Other benefits bestowed on providers, such as industry-sponsored journal clubs and conferences, are not always easily avoided (attendance may be mandatory for residents), and physicians disagree about the extent to which such interaction influences medical judgment. JAMA published a review of studies on this subject earlier this year. The author found a link between interactions with drug company representatives and physician awareness of and preference for name brand versus generic drugs.3
Varied and impassioned responses followed. A California physician dismissed the influence of perks, stating that knowledge and experience account for changes in prescribing habits. But a German doctor described his sabbatical in the U.S., during which colleagues "managed to have lunch provided by pharmaceutical companies on most of their work days." The author believes this "tacitly teaches medical students and residents that it is appropriate to expect or even demand meals, gifts, and other incentives as part of clinical practice."4
Real or potential conflicts of interest may not indicate that unethical behavior has actually occurred, but should trigger definition of the problem, clarification of internal policy requiring disclosure or other action, and consideration of unintended interpretations by patients or colleagues which may undermine the trust relationship fundamental to quality care.

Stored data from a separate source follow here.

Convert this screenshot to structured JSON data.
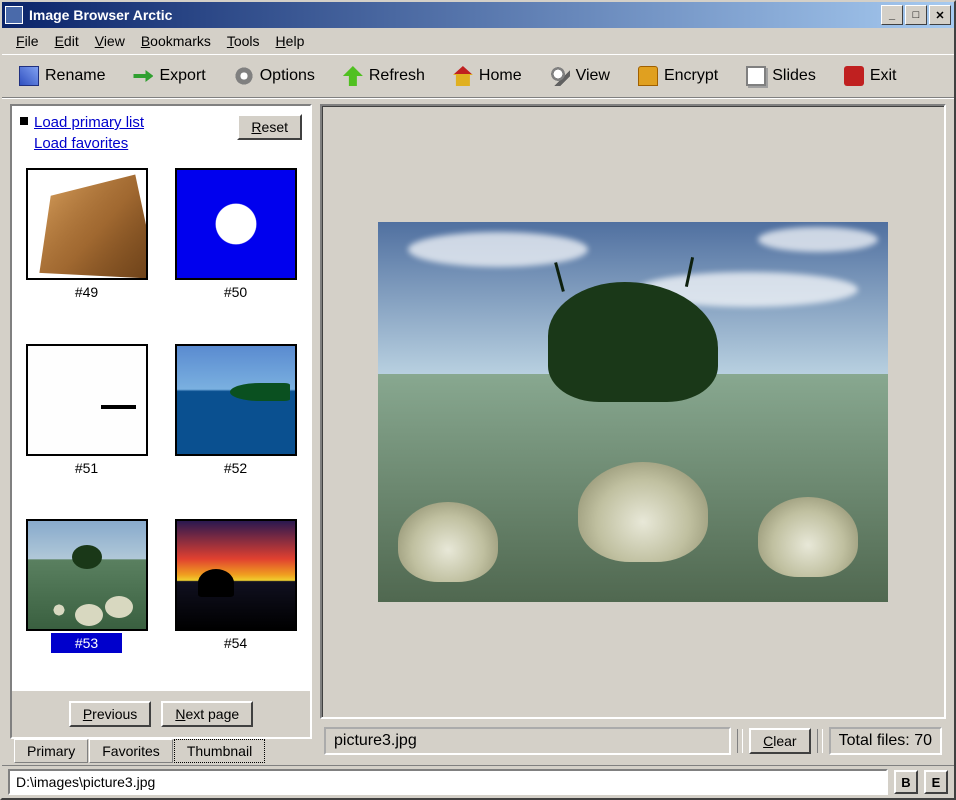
{
  "window": {
    "title": "Image Browser Arctic"
  },
  "menu": {
    "file": "File",
    "edit": "Edit",
    "view": "View",
    "bookmarks": "Bookmarks",
    "tools": "Tools",
    "help": "Help"
  },
  "toolbar": {
    "rename": "Rename",
    "export": "Export",
    "options": "Options",
    "refresh": "Refresh",
    "home": "Home",
    "view": "View",
    "encrypt": "Encrypt",
    "slides": "Slides",
    "exit": "Exit"
  },
  "sidebar": {
    "load_primary": "Load primary list",
    "load_favorites": "Load favorites",
    "reset": "Reset",
    "previous": "Previous",
    "next": "Next page",
    "tabs": {
      "primary": "Primary",
      "favorites": "Favorites",
      "thumbnail": "Thumbnail"
    },
    "thumbs": [
      {
        "id": "t49",
        "label": "#49"
      },
      {
        "id": "t50",
        "label": "#50"
      },
      {
        "id": "t51",
        "label": "#51"
      },
      {
        "id": "t52",
        "label": "#52"
      },
      {
        "id": "t53",
        "label": "#53",
        "selected": true
      },
      {
        "id": "t54",
        "label": "#54"
      }
    ]
  },
  "preview": {
    "filename": "picture3.jpg",
    "clear": "Clear",
    "total_label": "Total files:  70"
  },
  "status": {
    "path": "D:\\images\\picture3.jpg",
    "btn_b": "B",
    "btn_e": "E"
  }
}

1. RL Blake Jr and EK Early, "Patients' Attitudes About Gifts To Physicians From Pharmaceutical Companies," Journal of the American Board of Family Practice 8, no. 6 (1995): 457-64.
2. LH Margolis, "The Ethics of Accepting Gifts from Pharmaceutical Companies," Pediatrics 88, no. 6 (1991): 1233-37.
3. Ashley Wazana, "Physicians and the Pharmaceutical Industry: Is a Gift Ever Just a Gift?" Journal of the American Medical Association 283 no. 3 (2000): 373-80.
4. See Letters, Journal of the American Medical Association 283 no. 20 (2000): 2655-56.